Every part is also a whole. The cell is a whole entity made from smaller wholes (atoms) and comprising larger wholes (organs). The same goes for the atom, our society, the planet and our Milky Way galaxy. At each level, we see wholes that are also communities of parts. These whole/part structure-relationships were termed ‘holons’ by Arthur Koestler.


…particles, atoms, molecules, cells, tissues, organs, organ systems, organism, society, ecosystem, planet, solar system, galaxy, local group, supercluster, observable universe, cosmos…


If we proceed even beyond elementary particles to ‘smaller’ scales, an unexpected finding is revealed. Elementary particles are not made from smaller things - they are aspects of vast fields extending throughout space, like wrinkles in a vast bedsheet. 


These facts challenge our concept of a discrete ‘thing’, since every ‘thing’ is a holon in a hierarchy of holons. No boundary is fixed. No boundary is final. Through these evanescent boundaries, nature indicates to us that ‘things’ are not *independently* real; they are holons as real as the boundaries we perceive.
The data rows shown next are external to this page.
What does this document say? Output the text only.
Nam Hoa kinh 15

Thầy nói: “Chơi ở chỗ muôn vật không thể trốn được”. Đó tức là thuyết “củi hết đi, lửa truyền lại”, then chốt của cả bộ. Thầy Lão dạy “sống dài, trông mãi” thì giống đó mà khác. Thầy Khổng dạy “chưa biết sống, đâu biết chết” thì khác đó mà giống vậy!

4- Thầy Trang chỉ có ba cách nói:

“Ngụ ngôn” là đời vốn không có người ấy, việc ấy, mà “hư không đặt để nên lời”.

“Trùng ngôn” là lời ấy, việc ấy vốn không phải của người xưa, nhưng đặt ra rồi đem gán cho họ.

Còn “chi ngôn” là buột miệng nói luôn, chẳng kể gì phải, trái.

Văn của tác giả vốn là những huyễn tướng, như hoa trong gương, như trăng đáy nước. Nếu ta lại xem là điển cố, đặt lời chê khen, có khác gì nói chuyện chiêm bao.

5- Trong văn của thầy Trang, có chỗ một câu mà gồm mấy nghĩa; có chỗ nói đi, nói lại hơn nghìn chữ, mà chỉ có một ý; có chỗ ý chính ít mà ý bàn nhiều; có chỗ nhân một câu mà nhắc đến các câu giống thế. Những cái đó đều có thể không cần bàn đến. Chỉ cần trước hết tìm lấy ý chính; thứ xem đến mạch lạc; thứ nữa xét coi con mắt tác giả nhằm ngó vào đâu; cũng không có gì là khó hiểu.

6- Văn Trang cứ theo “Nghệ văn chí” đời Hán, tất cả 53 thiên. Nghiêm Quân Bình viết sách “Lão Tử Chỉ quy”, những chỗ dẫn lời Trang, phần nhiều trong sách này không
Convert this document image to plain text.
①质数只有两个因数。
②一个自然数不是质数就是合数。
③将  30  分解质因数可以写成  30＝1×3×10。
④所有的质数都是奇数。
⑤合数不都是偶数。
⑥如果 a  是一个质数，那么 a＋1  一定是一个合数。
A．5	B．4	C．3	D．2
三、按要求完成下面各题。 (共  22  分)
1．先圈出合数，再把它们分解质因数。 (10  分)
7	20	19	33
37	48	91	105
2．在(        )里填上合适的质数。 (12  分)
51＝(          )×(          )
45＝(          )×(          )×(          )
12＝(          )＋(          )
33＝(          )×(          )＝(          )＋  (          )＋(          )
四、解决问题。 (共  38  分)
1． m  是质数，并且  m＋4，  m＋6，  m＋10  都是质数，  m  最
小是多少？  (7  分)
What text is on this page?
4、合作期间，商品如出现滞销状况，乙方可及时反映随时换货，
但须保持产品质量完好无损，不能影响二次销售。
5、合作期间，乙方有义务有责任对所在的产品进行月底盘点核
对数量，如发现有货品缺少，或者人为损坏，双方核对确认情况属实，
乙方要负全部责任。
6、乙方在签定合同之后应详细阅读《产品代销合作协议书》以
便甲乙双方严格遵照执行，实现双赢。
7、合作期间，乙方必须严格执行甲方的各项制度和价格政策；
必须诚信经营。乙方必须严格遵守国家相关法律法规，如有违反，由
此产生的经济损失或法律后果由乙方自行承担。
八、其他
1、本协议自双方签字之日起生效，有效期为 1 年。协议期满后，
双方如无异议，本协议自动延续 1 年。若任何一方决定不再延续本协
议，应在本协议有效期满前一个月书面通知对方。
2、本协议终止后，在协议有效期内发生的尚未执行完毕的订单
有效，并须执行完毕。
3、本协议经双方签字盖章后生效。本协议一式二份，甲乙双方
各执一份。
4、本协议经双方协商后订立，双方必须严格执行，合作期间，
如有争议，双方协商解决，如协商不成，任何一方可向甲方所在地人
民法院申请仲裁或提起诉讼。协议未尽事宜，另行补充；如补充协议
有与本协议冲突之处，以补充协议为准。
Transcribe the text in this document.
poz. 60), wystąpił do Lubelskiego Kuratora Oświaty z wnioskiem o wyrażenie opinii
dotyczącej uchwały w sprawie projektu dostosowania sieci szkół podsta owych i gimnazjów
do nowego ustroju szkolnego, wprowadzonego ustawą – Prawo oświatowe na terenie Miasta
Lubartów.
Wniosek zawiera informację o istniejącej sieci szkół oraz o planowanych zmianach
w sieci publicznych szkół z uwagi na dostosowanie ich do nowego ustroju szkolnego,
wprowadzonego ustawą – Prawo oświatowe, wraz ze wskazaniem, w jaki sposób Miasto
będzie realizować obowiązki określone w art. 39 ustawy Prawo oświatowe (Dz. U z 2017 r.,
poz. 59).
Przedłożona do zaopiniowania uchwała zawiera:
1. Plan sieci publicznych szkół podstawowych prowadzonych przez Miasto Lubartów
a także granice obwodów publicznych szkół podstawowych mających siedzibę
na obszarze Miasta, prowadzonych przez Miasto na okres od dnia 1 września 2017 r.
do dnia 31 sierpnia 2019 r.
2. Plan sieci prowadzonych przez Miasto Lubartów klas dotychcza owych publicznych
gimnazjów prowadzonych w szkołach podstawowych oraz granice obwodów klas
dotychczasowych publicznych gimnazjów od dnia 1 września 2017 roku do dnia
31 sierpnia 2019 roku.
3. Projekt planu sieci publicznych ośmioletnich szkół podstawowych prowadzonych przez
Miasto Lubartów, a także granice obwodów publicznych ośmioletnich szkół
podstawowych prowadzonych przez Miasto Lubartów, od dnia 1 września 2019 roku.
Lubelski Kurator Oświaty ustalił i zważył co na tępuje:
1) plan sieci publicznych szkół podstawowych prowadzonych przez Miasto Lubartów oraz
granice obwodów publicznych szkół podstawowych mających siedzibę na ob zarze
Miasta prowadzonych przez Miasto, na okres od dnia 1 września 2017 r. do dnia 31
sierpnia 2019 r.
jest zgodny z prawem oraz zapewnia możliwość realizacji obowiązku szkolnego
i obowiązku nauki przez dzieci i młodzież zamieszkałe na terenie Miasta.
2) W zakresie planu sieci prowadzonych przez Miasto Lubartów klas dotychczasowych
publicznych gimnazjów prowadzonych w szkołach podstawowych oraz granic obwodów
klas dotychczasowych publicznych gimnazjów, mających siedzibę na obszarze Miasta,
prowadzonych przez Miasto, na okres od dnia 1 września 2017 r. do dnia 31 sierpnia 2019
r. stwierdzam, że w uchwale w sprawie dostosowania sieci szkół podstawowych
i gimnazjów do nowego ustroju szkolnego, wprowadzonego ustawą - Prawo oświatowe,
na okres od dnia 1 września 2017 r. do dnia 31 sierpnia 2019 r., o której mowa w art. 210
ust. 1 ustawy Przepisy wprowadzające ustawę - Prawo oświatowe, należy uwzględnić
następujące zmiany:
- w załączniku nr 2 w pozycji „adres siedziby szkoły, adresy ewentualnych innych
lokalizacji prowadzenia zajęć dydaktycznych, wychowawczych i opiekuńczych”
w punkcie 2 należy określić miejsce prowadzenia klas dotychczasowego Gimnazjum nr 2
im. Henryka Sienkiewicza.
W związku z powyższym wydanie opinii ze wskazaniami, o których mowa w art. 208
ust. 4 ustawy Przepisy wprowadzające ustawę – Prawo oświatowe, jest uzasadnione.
Where do these boundaries come from?


The sage Shankaracharya noted that thing-ness is a result of superimposition. In the Three Minds framework, the Second Mind apparently superimposes boundaries and gives rise to First Mind experiences of individuality and things. This is experienced as a shift in identity - a dissociation from the whole to the part, or an association with the part. Recognizing this shift in identity makes it bidirectional - it can shift back. The perception of what a world is and its nature shifts in tandem. Thereafter, the boundary is a tool through which identity can express.